Question

A Carnot engine has the same efficiency between 800 K and 500 K, and \( x>600 \) K and 600 K. The value of \( x \) is:

• A. \( 1000 \text{ K} \)
• B. \( 960 \text{ K} \)
• C. \( 846 \text{ K} \)
• D. \( 754 \text{ K} \)

Hint:

For Carnot engine efficiency problems, always apply the formula \( \eta = 1 - \frac{T_C}{T_H} \) and equate the efficiencies when given two conditions. Solve for the unknown temperature algebraically.

Answer 1

The Correct Option is B

The efficiency of a Carnot engine is given by the formula:

\[\eta = 1 - \frac{T_c}{T_h}\]

where \( \eta \) is the efficiency, \( T_h \) is the temperature of the hot reservoir, and \( T_c \) is the temperature of the cold reservoir. Given:

1. \( T_h = 800 \text{ K}, T_c = 500 \text{ K} \)

2. \( T_h = x \text{ K}, T_c = 600 \text{ K} \)

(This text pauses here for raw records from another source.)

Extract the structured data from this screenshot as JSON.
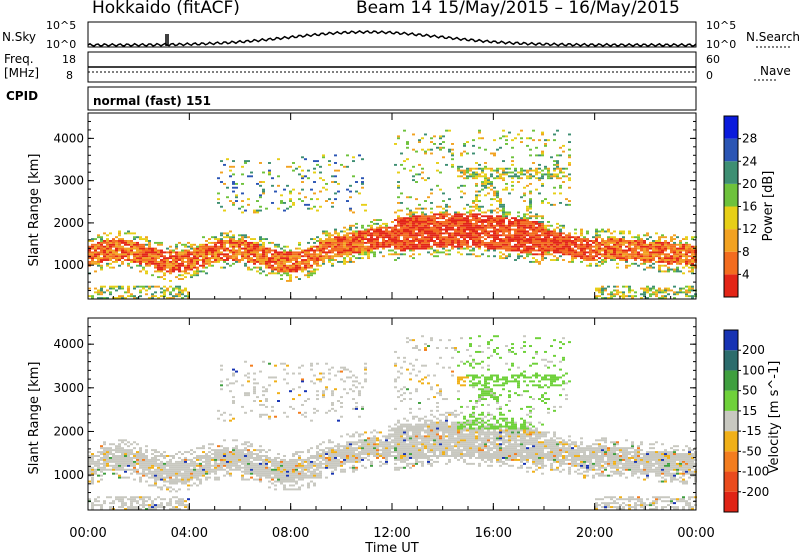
{
  "header": {
    "title_left": "Hokkaido (fitACF)",
    "title_right": "Beam 14 15/May/2015 – 16/May/2015"
  },
  "nsky_panel": {
    "left_label": "N.Sky",
    "left_ticks": [
      "10^5",
      "10^0"
    ],
    "right_ticks": [
      "10^5",
      "10^0"
    ],
    "right_label": "N.Search"
  },
  "freq_panel": {
    "left_label_1": "Freq.",
    "left_label_2": "[MHz]",
    "left_ticks": [
      "18",
      "8"
    ],
    "right_ticks": [
      "60",
      "0"
    ],
    "right_label": "Nave"
  },
  "cpid_panel": {
    "left_label": "CPID",
    "text": "normal (fast) 151"
  },
  "chart_data": [
    {
      "type": "heatmap",
      "name": "power",
      "ylabel": "Slant Range [km]",
      "yticks": [
        1000,
        2000,
        3000,
        4000
      ],
      "ylim": [
        200,
        4600
      ],
      "xlim": [
        0,
        24
      ],
      "colorbar": {
        "label": "Power [dB]",
        "ticks": [
          "4",
          "8",
          "12",
          "16",
          "20",
          "24",
          "28"
        ],
        "colors": [
          "#0a1bdc",
          "#2b55b4",
          "#3e8f73",
          "#6ec23c",
          "#e7cf17",
          "#f2a221",
          "#f36c1f",
          "#e32517"
        ]
      }
    },
    {
      "type": "heatmap",
      "name": "velocity",
      "ylabel": "Slant Range [km]",
      "yticks": [
        1000,
        2000,
        3000,
        4000
      ],
      "ylim": [
        200,
        4600
      ],
      "xlim": [
        0,
        24
      ],
      "colorbar": {
        "label": "Velocity [m s^-1]",
        "ticks": [
          "200",
          "100",
          "50",
          "15",
          "-15",
          "-50",
          "-100",
          "-200"
        ],
        "colors": [
          "#1733b3",
          "#2c6c6c",
          "#3f9f3f",
          "#6fd13a",
          "#c8c8c0",
          "#f0b018",
          "#f37d1f",
          "#ea4b1d",
          "#e02416"
        ]
      }
    }
  ],
  "xaxis": {
    "ticks": [
      "00:00",
      "04:00",
      "08:00",
      "12:00",
      "16:00",
      "20:00",
      "00:00"
    ],
    "label": "Time UT"
  }
}
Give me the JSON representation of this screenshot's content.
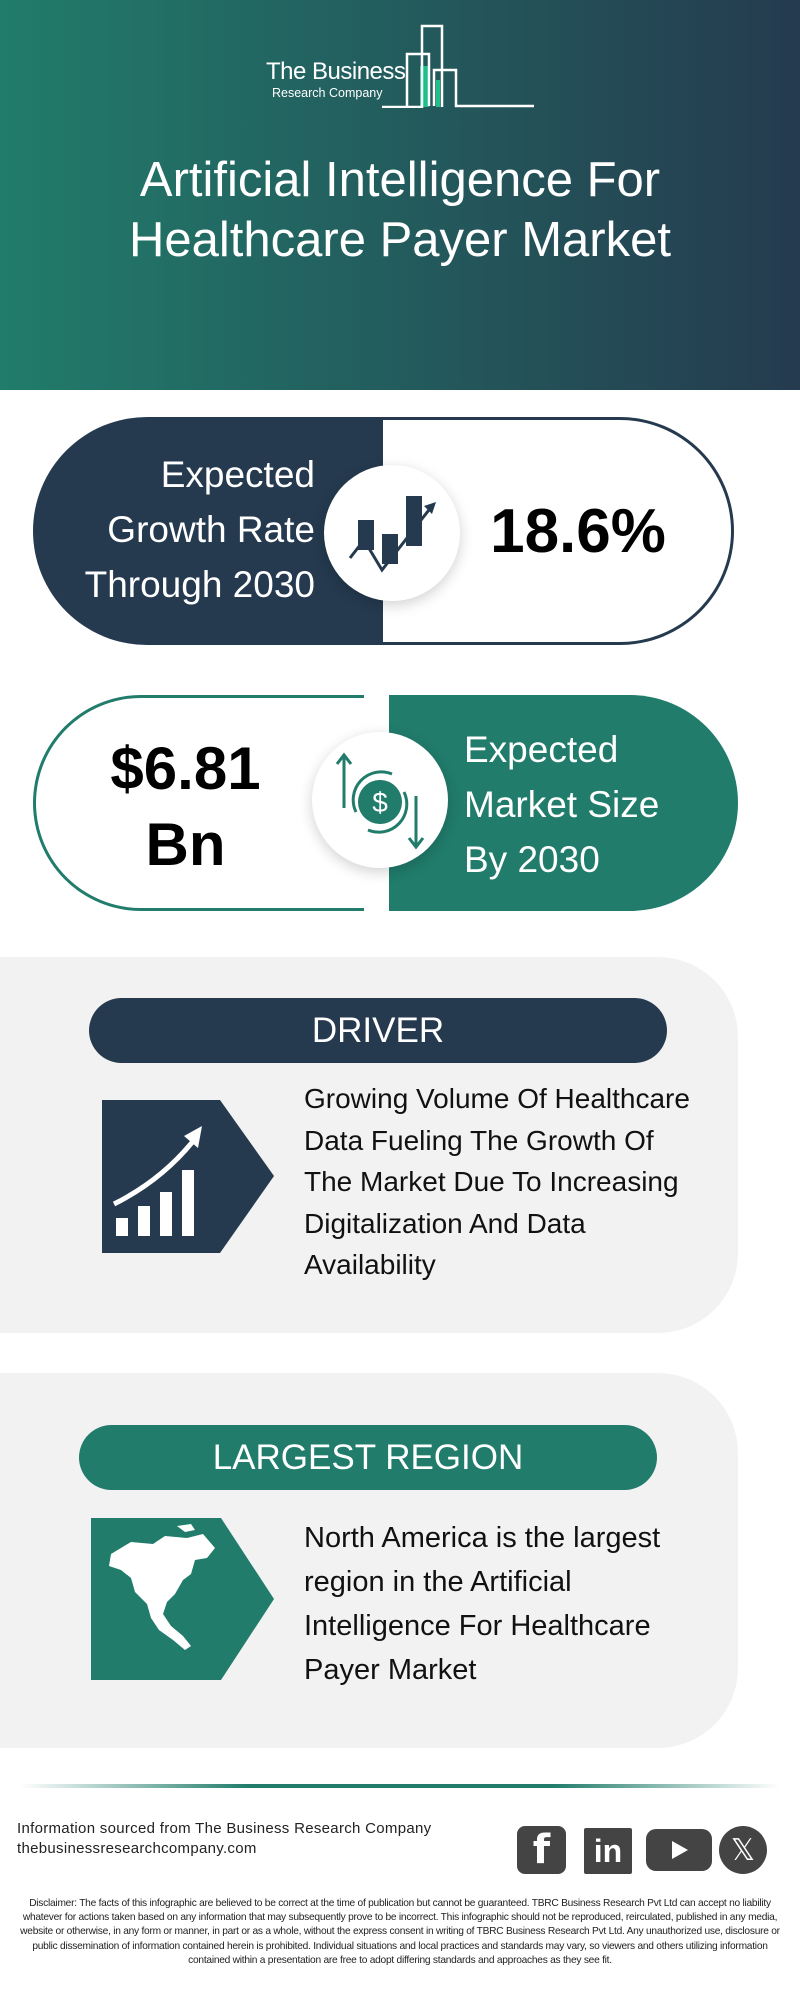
{
  "colors": {
    "navy": "#253a4f",
    "teal": "#217c6b",
    "card_bg": "#f2f2f2",
    "social": "#444444"
  },
  "logo": {
    "line1": "The Business",
    "line2": "Research Company"
  },
  "header": {
    "title_lines": [
      "Artificial Intelligence For",
      "Healthcare Payer Market"
    ]
  },
  "growth": {
    "label_lines": [
      "Expected",
      "Growth Rate",
      "Through 2030"
    ],
    "value": "18.6%",
    "icon": "growth-chart-icon"
  },
  "market_size": {
    "value_lines": [
      "$6.81",
      "Bn"
    ],
    "label_lines": [
      "Expected",
      "Market Size",
      "By 2030"
    ],
    "icon": "dollar-cycle-icon"
  },
  "driver": {
    "heading": "DRIVER",
    "text_lines": [
      "Growing Volume Of Healthcare",
      "Data Fueling The Growth Of",
      "The Market Due To Increasing",
      "Digitalization And Data",
      "Availability"
    ],
    "icon": "rising-bars-icon"
  },
  "region": {
    "heading": "LARGEST REGION",
    "text_lines": [
      "North America is the largest",
      "region in the Artificial",
      "Intelligence For Healthcare",
      "Payer Market"
    ],
    "icon": "north-america-map-icon"
  },
  "footer": {
    "source": "Information sourced from The Business Research Company",
    "website": "thebusinessresearchcompany.com",
    "social": [
      "facebook",
      "linkedin",
      "youtube",
      "x"
    ]
  },
  "disclaimer": "Disclaimer: The facts of this infographic are believed to be correct at the time of publication but cannot be guaranteed. TBRC Business Research Pvt Ltd can accept no liability whatever for actions taken based on any information that may subsequently prove to be incorrect. This infographic should not be reproduced, reirculated, published in any media, website or otherwise, in any form or manner, in part or as a whole, without the express consent in writing of TBRC Business Research Pvt Ltd. Any unauthorized use, disclosure or public dissemination of information contained herein is prohibited. Individual situations and local practices and standards may vary, so viewers and others utilizing information contained within a presentation are free to adopt differing standards and approaches as they see fit."
}
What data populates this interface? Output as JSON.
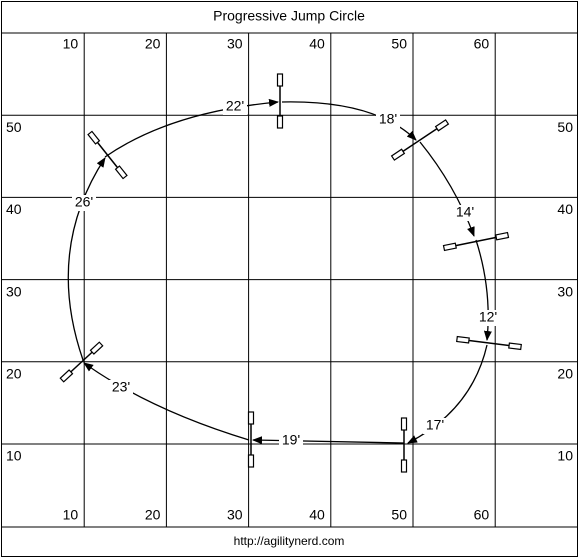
{
  "title": "Progressive Jump Circle",
  "footer": "http://agilitynerd.com",
  "grid_labels": {
    "top": [
      10,
      20,
      30,
      40,
      50,
      60
    ],
    "bottom": [
      10,
      20,
      30,
      40,
      50,
      60
    ],
    "left": [
      50,
      40,
      30,
      20,
      10
    ],
    "right": [
      50,
      40,
      30,
      20,
      10
    ]
  },
  "distances": [
    "22'",
    "18'",
    "14'",
    "12'",
    "17'",
    "19'",
    "23'",
    "26'"
  ]
}
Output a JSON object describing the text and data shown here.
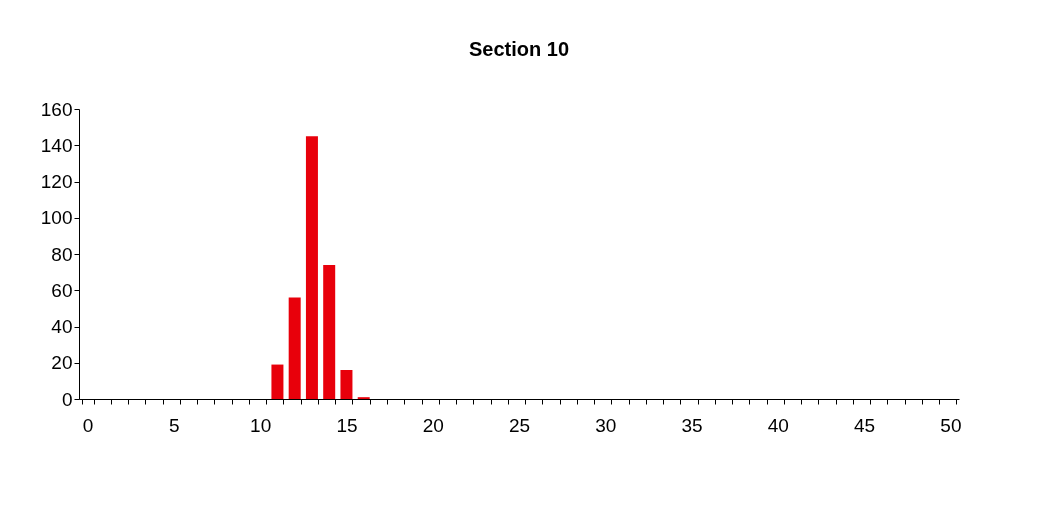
{
  "chart_data": {
    "type": "bar",
    "title": "Section 10",
    "categories": [
      "0",
      null,
      null,
      null,
      null,
      "5",
      null,
      null,
      null,
      null,
      "10",
      null,
      null,
      null,
      null,
      "15",
      null,
      null,
      null,
      null,
      "20",
      null,
      null,
      null,
      null,
      "25",
      null,
      null,
      null,
      null,
      "30",
      null,
      null,
      null,
      null,
      "35",
      null,
      null,
      null,
      null,
      "40",
      null,
      null,
      null,
      null,
      "45",
      null,
      null,
      null,
      null,
      "50"
    ],
    "values": [
      0,
      0,
      0,
      0,
      0,
      0,
      0,
      0,
      0,
      0,
      0,
      19,
      56,
      145,
      74,
      16,
      1,
      0,
      0,
      0,
      0,
      0,
      0,
      0,
      0,
      0,
      0,
      0,
      0,
      0,
      0,
      0,
      0,
      0,
      0,
      0,
      0,
      0,
      0,
      0,
      0,
      0,
      0,
      0,
      0,
      0,
      0,
      0,
      0,
      0,
      0
    ],
    "color": "#e8000b",
    "ylim": [
      0,
      160
    ],
    "yticks": [
      0,
      20,
      40,
      60,
      80,
      100,
      120,
      140,
      160
    ],
    "grid": false
  }
}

Both have the same efficiency, so:

\[1 - \frac{500}{800} = 1 - \frac{600}{x}\]

Simplify:

\[\frac{300}{800} = \frac{x-600}{x}\]

\[0.375 = 1 - \frac{600}{x}\]

\[0.375x = x - 600\]

\[0.625x = 600\]

\[x = \frac{600}{0.625}\]

\[x = 960\]

Thus, the value of \( x \) is \( 960 \text{ K} \).

Answer 2

Step 1: Understanding the Efficiency of a Carnot Engine The efficiency \( \eta \) of a Carnot engine is given by the formula: \[ \eta = 1 - \frac{T_C}{T_H} \] where \( T_C \) is the sink temperature (lower temperature) and \( T_H \) is the source temperature (higher temperature).  
Step 2: Setting Up the Efficiency Equations Given that the efficiency remains the same for two different temperature ranges: For the first case: \[ \eta_1 = 1 - \frac{500}{800} \] \[ \eta_1 = 1 - 0.625 = 0.375 \] For the second case, where \( x \) is the unknown higher temperature and the sink temperature is 600 K: \[ \eta_2 = 1 - \frac{600}{x} \] Since the efficiencies are equal: \[ 0.375 = 1 - \frac{600}{x} \] 
Step 3: Solving for \( x \) Rearranging the equation: \[ \frac{600}{x} = 1 - 0.375 \] \[ \frac{600}{x} = 0.625 \] \[ x = \frac{600}{0.625} \] \[ x = 960 \text{ K} \] Thus, the correct value of \( x \) is 960 K.